“….very little effort is made to explain why and how controls related to focal variables of interest, and control variable practices have not changed much over past decade….”
“…The automatic or blind inclusion of control variables in multiple regression and other analyses, intended to purify observed relationships among variables of interest, is widespread and can be considered an example of practice based on a methodological urban legend…”
General notion behind control variable usage is that researchers can remove predictor-criterion contamination by including confounding variables in their analyses.
Inclusion of control variables, and in particular multiple control variables, is a safer and more statistically conservative approach than not including them (Carlson & Wu, 2012; Spector & Brannick, 2011). Whereas each of these assumptions relies on rather large inferential leaps, perhaps the biggest and potentially most frequently violated assumption is that control variables hold theoretically meaningful relationships with predictors and criteria (Bono & McNamara, 2011; see results by Carlson & Wu, 2012).
The inclusion of control variables not only reduces available degrees of freedom and statistical power but also has the potential to reduce the amount of explainable variance available in outcomes of interest (Becker, 2005; Breaugh, 2008; Carlson & Wu, 2012). That is, when control variables are related to the predictor or criterion, results may give the appearance that the predictor is not related to the criterion or is related in an unexpected direction (Becker, 2005; Breaugh, 2008; Carlson & Wu, 2012; Meehl, 1971; Spector & Brannick, 2011) - Leading to an incorrect conclusion .
Inclusion of control variables in most cases implicitly assumes that the control variables are somehow either contaminating the measurement of the variables of interest or affecting the underlying constructs, thus distorting observed relationships among them.
However, exclusion of control variables can also lead to an incorrect conclusion that the predictor relates to the criterion when, in fact, there is no such relationship.
Accordingly, the inclusion or exclusion of control variables has important implications for theory and practice as such decisions can change substantive study results (e.g., Rode et al., 2007) as well as limit the ability to replicate, extend, and generalize a study’s findings (Becker, 2005; Breaugh, 2006; 2008; Carlson & Wu, 2012)

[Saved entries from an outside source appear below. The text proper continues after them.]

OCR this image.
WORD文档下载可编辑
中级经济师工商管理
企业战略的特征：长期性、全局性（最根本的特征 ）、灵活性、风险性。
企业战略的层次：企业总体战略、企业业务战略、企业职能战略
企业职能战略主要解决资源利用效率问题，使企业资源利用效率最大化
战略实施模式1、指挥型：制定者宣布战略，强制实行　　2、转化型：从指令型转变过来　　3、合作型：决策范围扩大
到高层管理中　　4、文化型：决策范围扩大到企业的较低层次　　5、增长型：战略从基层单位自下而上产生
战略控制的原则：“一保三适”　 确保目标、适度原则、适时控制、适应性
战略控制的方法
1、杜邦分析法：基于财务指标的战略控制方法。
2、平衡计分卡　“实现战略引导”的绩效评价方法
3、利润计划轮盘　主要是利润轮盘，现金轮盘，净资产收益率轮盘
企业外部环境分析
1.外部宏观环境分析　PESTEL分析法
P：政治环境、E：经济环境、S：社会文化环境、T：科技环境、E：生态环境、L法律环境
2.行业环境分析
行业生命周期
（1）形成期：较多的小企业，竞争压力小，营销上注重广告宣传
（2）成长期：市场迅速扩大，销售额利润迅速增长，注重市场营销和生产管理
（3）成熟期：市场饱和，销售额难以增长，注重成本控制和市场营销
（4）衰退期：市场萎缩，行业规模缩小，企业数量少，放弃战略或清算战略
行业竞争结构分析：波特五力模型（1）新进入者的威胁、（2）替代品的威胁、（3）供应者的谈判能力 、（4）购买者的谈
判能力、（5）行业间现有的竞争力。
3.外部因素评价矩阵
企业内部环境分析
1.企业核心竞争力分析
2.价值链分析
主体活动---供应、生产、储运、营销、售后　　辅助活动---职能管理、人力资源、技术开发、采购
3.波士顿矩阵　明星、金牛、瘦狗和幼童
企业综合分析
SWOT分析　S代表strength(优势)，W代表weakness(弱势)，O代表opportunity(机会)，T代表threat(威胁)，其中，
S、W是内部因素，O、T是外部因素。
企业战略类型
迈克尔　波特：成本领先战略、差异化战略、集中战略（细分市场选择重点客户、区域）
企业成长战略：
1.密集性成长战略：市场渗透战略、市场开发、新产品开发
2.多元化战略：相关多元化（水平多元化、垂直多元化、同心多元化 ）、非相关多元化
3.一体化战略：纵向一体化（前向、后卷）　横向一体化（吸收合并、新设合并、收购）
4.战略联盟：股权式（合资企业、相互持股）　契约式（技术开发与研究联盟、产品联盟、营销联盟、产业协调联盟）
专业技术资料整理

Gender, Age, Tenure, Level of Education, Race, Personality, Organization/group size, Work Experience, Workload/hours worked, Family-Related Concerns, Industry, Income-Related Controls, Social Desirability, etc.
The choices and procedures regarding the handling of statistical controls should be described in detail, regardless of whether or not the control is ultimately included, to ensure transparency and maximize the likelihood of reproducibility of results in the future (Bernerth & Aguinis, 2016).
This is essential to satisfy a skeptical scientific audience that regularly lacks clear understanding as to why a study includes a given control variable or why its absence hinders scientific interpretation and advancement (Aguinis & Vandenberg, 2014)
Also, Spector and Brannick (2011) proposed that researchers should be explicit rather than implicit regarding the role of control variables and match hypotheses precisely to both the choice of variables and the choice of analyses.